Petitioner’s motion for appointment of counsel is DENIED as moot.
The Clerk is DIRECTED to close the case.
A habeas corpus petitioner may not proceed on appeal unless a district or circuit judge
issues a certificate of appealability (“COA”). 28 U.S.C. § 2253(c)(1); FED. R. APP. P. 22(b)(1).
A certificate must issue if the petitioner demonstrates that “reasonable jurists would find the
district court's assessment of the constitutional claims debatable or wrong.” Slack v. McDaniel,
529 U.S. 473, 484 (2000). “A petitioner satisfies this standard by demonstrating that . . . jurists
could conclude the issues presented are adequate to deserve encouragement to proceed further.”
Miller-El v.
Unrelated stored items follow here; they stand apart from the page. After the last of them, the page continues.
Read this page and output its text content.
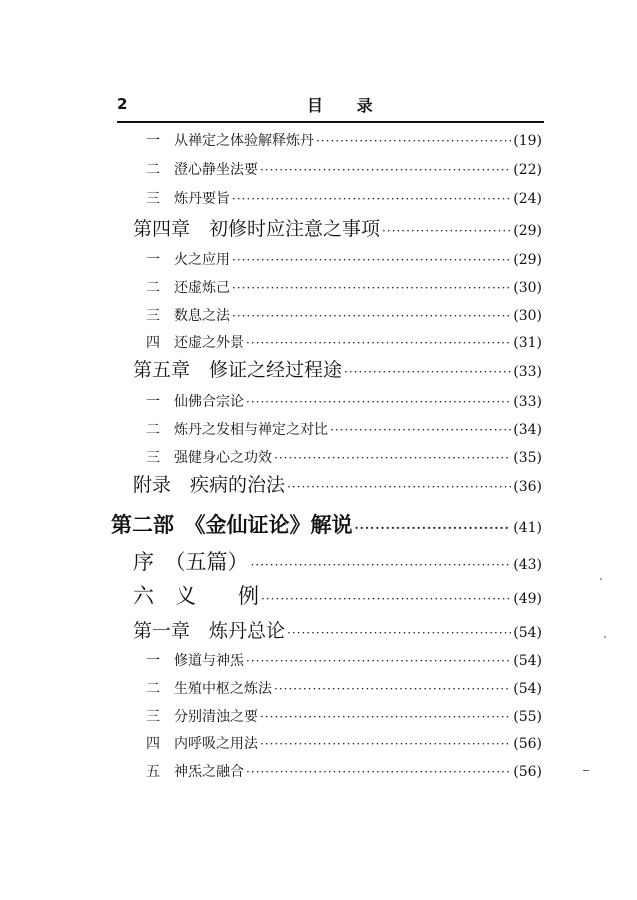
2	目 录
一 从禅定之体验解释炼丹 ·····	(19)
二 澄心静坐法要 ·····	(22)
三 炼丹要旨 ·····	(24)
第四章　初修时应注意之事项 ·····	(29)
一 火之应用 ·····	(29)
二 还虚炼己 ·····	(30)
三 数息之法 ·····	(30)
四 还虚之外景 ·····	(31)
第五章　修证之经过程途 ·····	(33)
一 仙佛合宗论 ·····	(33)
二 炼丹之发相与禅定之对比 ·····	(34)
三 强健身心之功效 ·····	(35)
附录　疾病的治法 ·····	(36)
第二部　《金仙证论》解说 ·····	(41)
序　（五篇） ·····	(43)
六　义　　例 ·····	(49)
第一章　炼丹总论 ·····	(54)
一 修道与神炁 ·····	(54)
二 生殖中枢之炼法 ·····	(54)
三 分别清浊之要 ·····	(55)
四 内呼吸之用法 ·····	(56)
五 神炁之融合 ·····	(56)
Cockrell, 537 U.S. 322, 327 (2003).
The Court, having considered Petitioner’s claims, finds that reasonable jurists could not
conclude that dismissal of the petition for the reasons stated was debatable or wrong. The Court
therefore DENIES a COA.
Pursuant to Federal Rule of Appellate Procedure 24(a), a party seeking pauper status on
appeal must first file a motion in the district court, along with a supporting affidavit. FED. R.
APP. P. 24(a). However, Rule 24(a) also provides that, if the district court certifies that an appeal
would not be taken in good faith, the prisoner must file his motion to proceed in forma pauperis
in the appellate court. Id.
In this case, the Court CERTIFIES, pursuant to Rule 24(a), that any appeal in this matter
would not be taken in good faith. Leave to appeal in forma pauperis is therefore DENIED.
IT IS SO ORDERED this 17th day of May 2017.